The chess program XXX beats your app!
OK, but can you beat Chess Tiger?
The Chess Tiger app has not been designed to play against computers. Its goals are totally different, and we would like to explain why it is pointless to compare the app to a competition chess program.
The Chess Tiger engine is very strong, and in 1999 and 2001 it was the highest ranked chess program on PC (playing against other chess programs - human players do not want to play against computers anymore). It has been improved ever since: you are not playing against the 2001 version!
However, the goal of the Chess Tiger app is to be useful to humans, to improve their game, on mobile devices.
In order to achieve these goals, the Chess Tiger engine inside the app has been tuned in a way that makes it much less effective against other chess programs.
- The Chess Tiger app plays varied openings, including openings that are considered as inferior. When it plays them, you have to find the right strategy!
- The app tries to create positions that are more interesting to human players. It is biased against closed positions, for example, which means that it will prefer an inferior move if it avoids a closed position.
- The app uses only one processor (core) to compute its moves. We have made this choice to conserve power as much as possible, as the app will be used most of the time on batteries. Other chess programs use several cores, so they can be for example 4 to 8 times faster than our app. However, they burn the battery fast, and make the device extremely hot. Or they don't run on a mobile device at all.
- The app uses a relatively modest amount of memory, for the same reason. Other chess programs are allowed to use Gigabytes of memory, which is not reasonable as the device must be shared by many apps at the same time.
- The app, depending on the mode it is in, computes more than the best move to play. It has to extract additional data for the post-mortem analysis of the game, which is done in the interest of the human player. The data is extracted while the game is played, not after it.
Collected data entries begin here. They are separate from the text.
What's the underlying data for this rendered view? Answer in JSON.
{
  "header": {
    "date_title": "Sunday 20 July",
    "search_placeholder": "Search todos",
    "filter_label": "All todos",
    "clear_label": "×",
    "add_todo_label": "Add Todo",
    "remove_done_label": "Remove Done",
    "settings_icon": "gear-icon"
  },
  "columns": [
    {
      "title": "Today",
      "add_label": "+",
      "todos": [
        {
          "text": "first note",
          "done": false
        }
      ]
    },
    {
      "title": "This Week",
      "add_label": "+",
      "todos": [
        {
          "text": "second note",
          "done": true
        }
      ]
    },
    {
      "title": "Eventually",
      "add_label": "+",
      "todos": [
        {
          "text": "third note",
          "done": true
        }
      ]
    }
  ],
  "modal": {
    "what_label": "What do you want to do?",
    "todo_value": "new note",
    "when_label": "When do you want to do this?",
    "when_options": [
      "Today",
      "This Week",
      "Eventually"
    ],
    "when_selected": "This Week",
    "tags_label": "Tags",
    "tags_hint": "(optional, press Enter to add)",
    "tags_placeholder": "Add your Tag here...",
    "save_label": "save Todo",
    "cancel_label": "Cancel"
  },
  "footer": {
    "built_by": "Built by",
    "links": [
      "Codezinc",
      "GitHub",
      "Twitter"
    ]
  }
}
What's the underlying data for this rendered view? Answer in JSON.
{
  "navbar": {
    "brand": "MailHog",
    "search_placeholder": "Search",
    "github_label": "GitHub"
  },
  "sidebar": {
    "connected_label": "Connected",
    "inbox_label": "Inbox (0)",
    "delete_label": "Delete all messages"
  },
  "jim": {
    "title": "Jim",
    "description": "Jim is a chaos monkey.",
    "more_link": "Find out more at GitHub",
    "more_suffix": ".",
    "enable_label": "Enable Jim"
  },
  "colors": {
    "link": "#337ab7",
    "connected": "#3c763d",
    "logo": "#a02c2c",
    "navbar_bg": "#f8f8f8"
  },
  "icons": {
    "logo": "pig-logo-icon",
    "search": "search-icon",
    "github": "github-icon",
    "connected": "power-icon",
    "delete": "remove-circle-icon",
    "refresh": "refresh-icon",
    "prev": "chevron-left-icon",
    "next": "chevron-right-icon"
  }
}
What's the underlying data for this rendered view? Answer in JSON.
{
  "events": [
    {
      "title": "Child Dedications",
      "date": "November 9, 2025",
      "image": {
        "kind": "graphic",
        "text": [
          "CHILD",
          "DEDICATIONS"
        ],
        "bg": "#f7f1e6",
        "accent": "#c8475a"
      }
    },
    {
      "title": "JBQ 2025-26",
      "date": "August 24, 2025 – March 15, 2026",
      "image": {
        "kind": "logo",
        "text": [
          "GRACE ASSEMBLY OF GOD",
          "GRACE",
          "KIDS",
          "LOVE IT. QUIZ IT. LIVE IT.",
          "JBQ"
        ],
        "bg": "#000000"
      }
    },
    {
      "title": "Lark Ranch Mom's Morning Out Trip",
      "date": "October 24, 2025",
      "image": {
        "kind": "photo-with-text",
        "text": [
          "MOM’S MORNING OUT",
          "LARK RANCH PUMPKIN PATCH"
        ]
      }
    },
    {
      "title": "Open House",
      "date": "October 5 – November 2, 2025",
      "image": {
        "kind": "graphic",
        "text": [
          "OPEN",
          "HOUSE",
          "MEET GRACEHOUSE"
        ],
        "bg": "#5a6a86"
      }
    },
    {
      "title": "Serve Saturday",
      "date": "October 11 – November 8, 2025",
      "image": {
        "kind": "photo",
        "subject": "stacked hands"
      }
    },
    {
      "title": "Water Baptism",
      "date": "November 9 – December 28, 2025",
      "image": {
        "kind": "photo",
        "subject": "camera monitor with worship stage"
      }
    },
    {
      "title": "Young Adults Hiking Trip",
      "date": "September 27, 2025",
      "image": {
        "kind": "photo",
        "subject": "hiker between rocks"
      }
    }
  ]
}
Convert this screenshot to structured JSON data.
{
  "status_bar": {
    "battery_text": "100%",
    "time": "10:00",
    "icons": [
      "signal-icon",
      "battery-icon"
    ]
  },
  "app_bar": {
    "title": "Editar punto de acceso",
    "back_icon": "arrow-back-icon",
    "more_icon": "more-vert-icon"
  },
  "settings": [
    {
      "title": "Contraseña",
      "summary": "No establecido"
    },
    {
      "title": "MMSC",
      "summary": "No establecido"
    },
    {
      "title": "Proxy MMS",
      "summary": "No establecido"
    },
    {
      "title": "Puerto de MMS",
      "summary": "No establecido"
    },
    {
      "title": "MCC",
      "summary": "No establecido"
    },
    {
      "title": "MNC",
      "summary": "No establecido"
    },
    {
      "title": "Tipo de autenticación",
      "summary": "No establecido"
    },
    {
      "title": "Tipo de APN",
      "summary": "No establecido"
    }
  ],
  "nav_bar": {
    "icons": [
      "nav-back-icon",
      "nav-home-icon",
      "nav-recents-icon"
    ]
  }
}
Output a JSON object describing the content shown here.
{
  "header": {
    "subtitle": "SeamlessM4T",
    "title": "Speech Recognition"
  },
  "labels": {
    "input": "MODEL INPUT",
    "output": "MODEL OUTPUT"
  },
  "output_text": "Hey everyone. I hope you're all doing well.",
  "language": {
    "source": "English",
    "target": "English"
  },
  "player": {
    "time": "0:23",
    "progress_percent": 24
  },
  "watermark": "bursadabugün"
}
These are technical choices that have been made in the interest of the typical user: someone who genuinely wants to improve by playing often, on a mobile device, without sacrificing the other things the device is used for (like being able to place a call in the evening, after having played several games that day).
It must be noted, however, that the Chess Tiger app really plays at the level of a World Champion, if needed (above 2900 FIDE Elo). So the technical choices we have made, which make the app "weaker" than it could be, will not prevent you from improving, even if you are a Grandmaster already.
Wouldn't you agree that this is what really counts?